Having never heard the abstainance message before, except on American teenage comedies, we both assumed that she was joking and burst out laughing. I was amazed to find she was serious! She was quite offended, actually. The joke was on us when we told our father what she had just said though (our parents were divorced by then)… at first, he started laughing along with us, but then he said “that’s bloody hypocritical of her!” At this point, we then had the image of our parents having sex in our minds. That was not so amusing for us… so ultimately, the joke was on us!
What did you have to learn for yourself?
I was very shocked to find out some of the gaps in my education. For example, I knew next to nothing about foreplay, and had to pick a lot up from Sex and the City. I also had to learn about how antibiotics make the pill ineffective, which your GP doesn’t tell you. It is also not in the information you get with the pill, which I find shocking. Also, I was unaware of options like nexaplon and the POP until I was an adult. I thought it was a choice between the combined pill, condoms, and femidoms until I was well into my 20s. I didn’t even know that there were different brands of the pill.

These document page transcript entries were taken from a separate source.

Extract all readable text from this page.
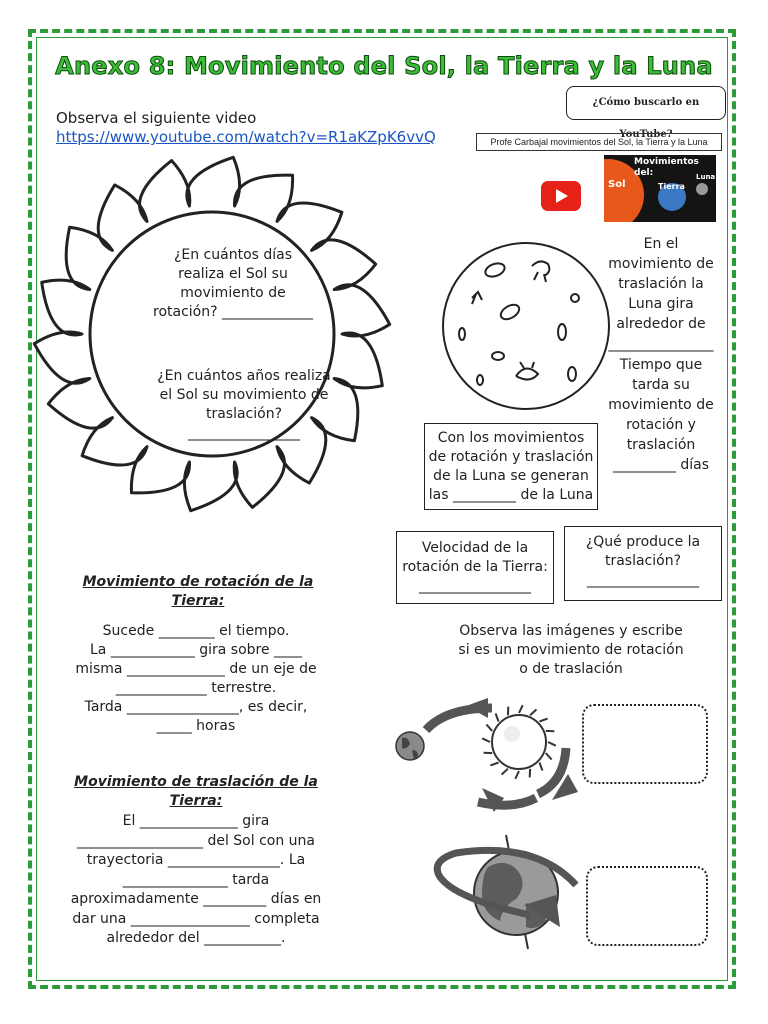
Anexo 8: Movimiento del Sol, la Tierra y la Luna
Observa el siguiente video
https://www.youtube.com/watch?v=R1aKZpK6vvQ
¿Cómo buscarlo en YouTube?
Profe Carbajal movimientos del Sol, la Tierra y la Luna
Movimientos del:
Sol	Tierra
Luna
¿En cuántos días
realiza el Sol su
movimiento de
rotación? _____________
¿En cuántos años realiza
el Sol su movimiento de
traslación?
________________
En el
movimiento de
traslación la
Luna gira
alrededor de
_______________
Tiempo que
tarda su
movimiento de
rotación y
traslación
_________ días
Con los movimientos
de rotación y traslación
de la Luna se generan
las _________ de la Luna
Velocidad de la
rotación de la Tierra:
________________
¿Qué produce la
traslación?
________________
Movimiento de rotación de la
Tierra:
Sucede ________ el tiempo.
La ____________ gira sobre ____
misma ______________ de un eje de
_____________ terrestre.
Tarda ________________, es decir,
_____ horas
Movimiento de traslación de la Tierra:
El ______________ gira
__________________ del Sol con una
trayectoria ________________. La
_______________ tarda
aproximadamente _________ días en
dar una _________________ completa
alrededor del ___________.
Observa las imágenes y escribe
si es un movimiento de rotación
o de traslación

On the other hand, because I had absorbed so much from biology and medical texts, I thought that it was totally normal to have a full STD screening every six months to a year if you were sexually active, to use both hormonal and barrier contraception at the same time (because I was taught that both have different primary purposes in preventing STDs/pregnancy) and that sort of thing. So in some ways, I suppose I was over-thorough!
I don’t know when I learned about Save-The-Date Cards and from whom, but I was always very aware, and had a fairly encyclopaedic knowledge. The kids used to tease each other at school by saying “X has syphilis!” and similar, even when they were really young, so I was always quite knowledgeable. I also think that AIDS was on our biology syllabus as an example of a modern epidemic?